First there was Eternal Sunshine of the Spotless Mind, Charlie Kaufman’s cult hit that probed the nature of memory. Then there was Inception, the sci-fi blockbuster by Christopher Nolan that journeyed to the center of man’s subconscious. Most recently, there was Legion, the FX series about a mutant diagnosed with schizophrenia that largely plays out within characters’ minds.

And now there is Maniac, a star-studded TV series coming soon to Netflix that promises to add another layer to the burgeoning inner-mind thriller genre.

Based in part on a Norwegian series of the same name, Maniac stars Hollywood film actors Jonah Hill and Emma Stone as two lost souls who take part in a mysterious pharmaceutical trial under the direction of one “Dr.
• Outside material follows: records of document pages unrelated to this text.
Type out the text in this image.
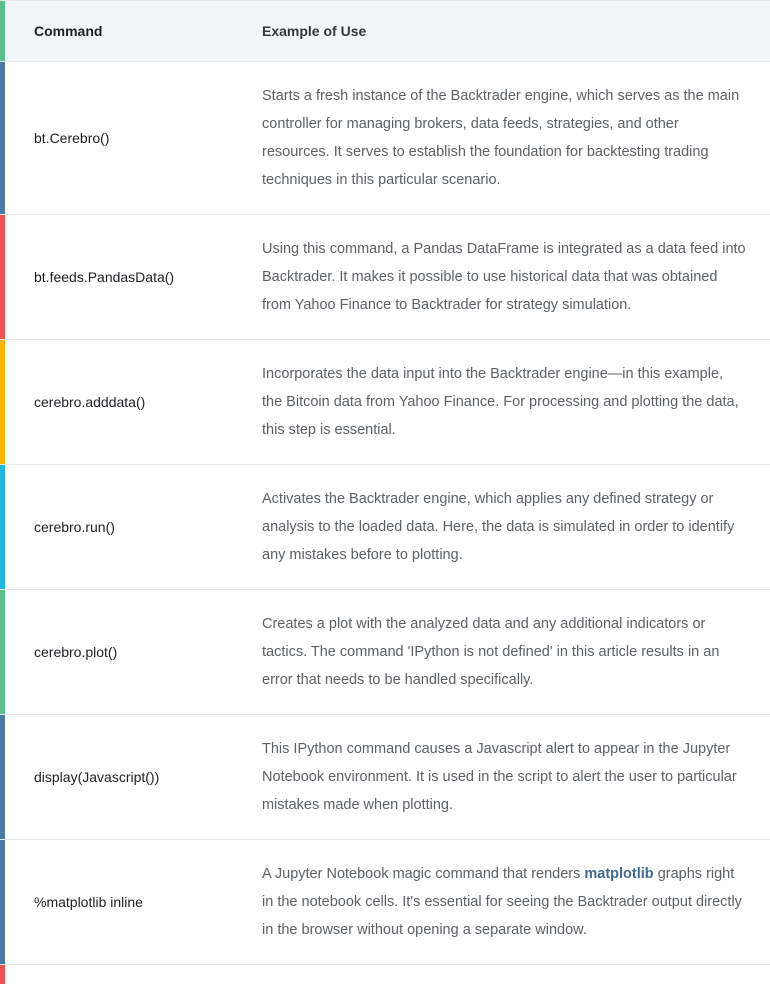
Command	Example of Use
bt.Cerebro()
Starts a fresh instance of the Backtrader engine, which serves as the main controller for managing brokers, data feeds, strategies, and other resources. It serves to establish the foundation for backtesting trading techniques in this particular scenario.
bt.feeds.PandasData()
Using this command, a Pandas DataFrame is integrated as a data feed into Backtrader. It makes it possible to use historical data that was obtained from Yahoo Finance to Backtrader for strategy simulation.
cerebro.adddata()
Incorporates the data input into the Backtrader engine—in this example, the Bitcoin data from Yahoo Finance. For processing and plotting the data, this step is essential.
cerebro.run()
Activates the Backtrader engine, which applies any defined strategy or analysis to the loaded data. Here, the data is simulated in order to identify any mistakes before to plotting.
cerebro.plot()
Creates a plot with the analyzed data and any additional indicators or tactics. The command 'IPython is not defined' in this article results in an error that needs to be handled specifically.
display(Javascript())
This IPython command causes a Javascript alert to appear in the Jupyter Notebook environment. It is used in the script to alert the user to particular mistakes made when plotting.
%matplotlib inline
A Jupyter Notebook magic command that renders matplotlib graphs right in the notebook cells. It's essential for seeing the Backtrader output directly in the browser without opening a separate window.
James K. Mantleray” (The Leftovers‘ Justin Theroux).

“Once you begin to appreciate the structure of the mind, there’s no reason to believe that anything about us can’t be changed,” Mantleray intones in the new trailer for the Netflix series. “Pain can be destroyed. The mind can be solved.”

The rest of the trailer looks like a thrillingly bizarre mashup of Mulholland Drive and Black Mirror (another mind-bending sci-fi series on Netflix). All 10 episodes were directed by Cary Joji Fukunaga, who helmed the entire first season of HBO’s True Detective as well as the critically acclaimed Netflix film Beasts of No Nation.

Films and shows that explore the inner recesses of the mind are perfect pop-culture fodder for this moment. It’s the type of entertainment that makes message boards, Twitter conversations, and Reddit threads go crazy with theories and in-depth breakdowns.

As the outside world has become harder to parse, entertainment has looked inward at the self, investigating the mind to figure out what really makes us tick. Black Mirror has devoted several episodes to this, including “White Christmas,” “San Junipero,” and most recently “USS Callister,” the wonderful Star Trek parody that takes place almost entirely in a simulated reality. It’s probably not a surprise that these are some of the anthology show’s best episodes—it turns out stories about the human psyche are fascinating to watch. That much is clear even to the Netflix computer algorithm.